When registered functions are used, the processing can be distributed to other nodes for processing, and the result redirected to the caller node.

### process
After register all functions, we must call process to start processing the queue
Usage `rc.process();`

# Examples

## Queue Example

Run: `node queue-example.mjs`

This example demonstrates how to use the queue push and pop with a bunch of connected nodes.

## Remote Call Example

Run: `node rcall-example.mjs`
...
Run: `node rcall-example.mjs 1000` where 1000 is fib number to calculate.
...
Run: `node rcall-example.mjs`

In this example, the nodes will connect with each other and will assist to calculate the fib function.
We added a sleep in this function to slow it down.
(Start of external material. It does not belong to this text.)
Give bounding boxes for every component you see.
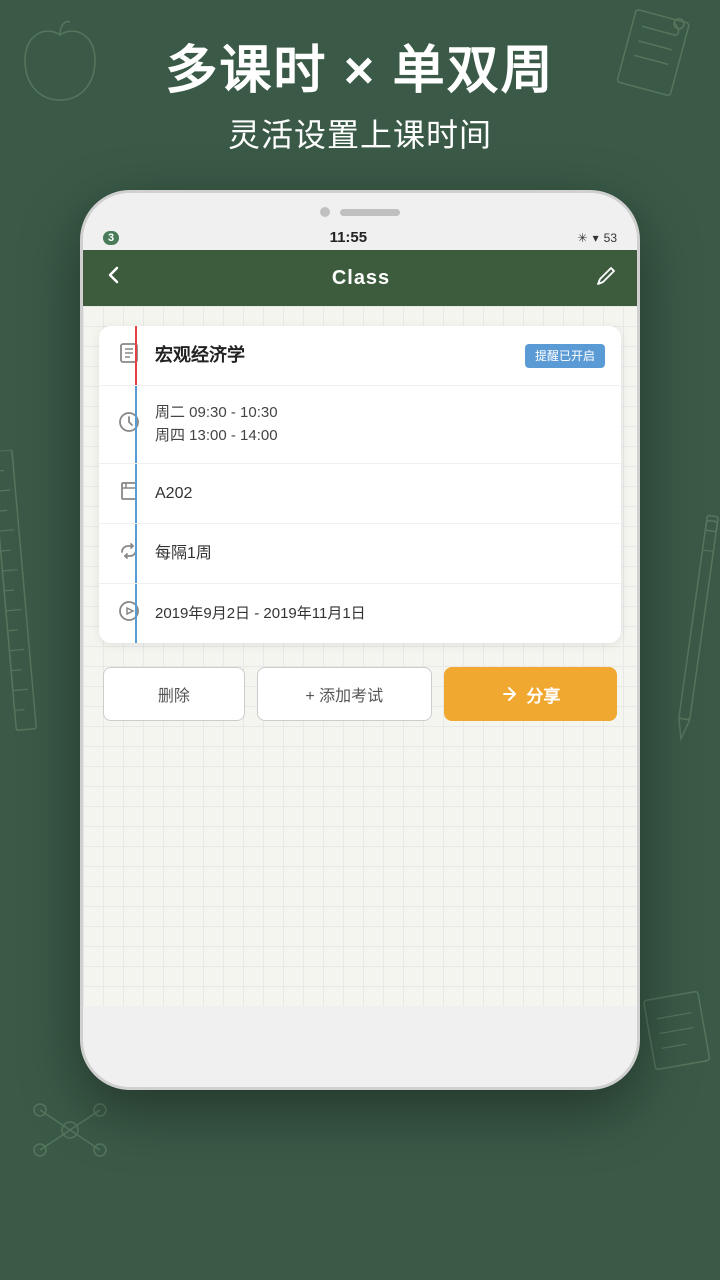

Otherwise, it would be too fast, and we wouldn't be able to see any distribution on other peers.

## Monte Carlo PI

Run: `node pi.mjs`
...
Run: `node pi.mjs 10000` where, 10000 is a number of simulations to do.
...
Run: `node pi.mjs`

In this example, the nodes will connect with each other and will assist to calculate the PI approximation using Monte Carlo simulations.

# Limitations
Queue and RemoteCall don't have any recover mechanism, this means that there is the risk of losing items when sending them to other peers. The problem is as its worst with remoteCall because if lost it will never return, which may cause program execution to block and create many zombie functions.

# Queue Architecture
* The queue architecture uses a very simple concept, all peers should finish simultaneously, this would mean that the work/items on peer's queue is well-balanced.
* Every 2 seconds, each peer sends their knowledge of the global stats (avg number of elements on network and avg estimated finish time), calculated using its own local stats and the received stats from other peers.
* To balance the work we use a simple rule: if a peer is above 10% global average finish time then it must send some of its items to balance the network workload.
* Each peer will slowly converge to the average estimated finish time.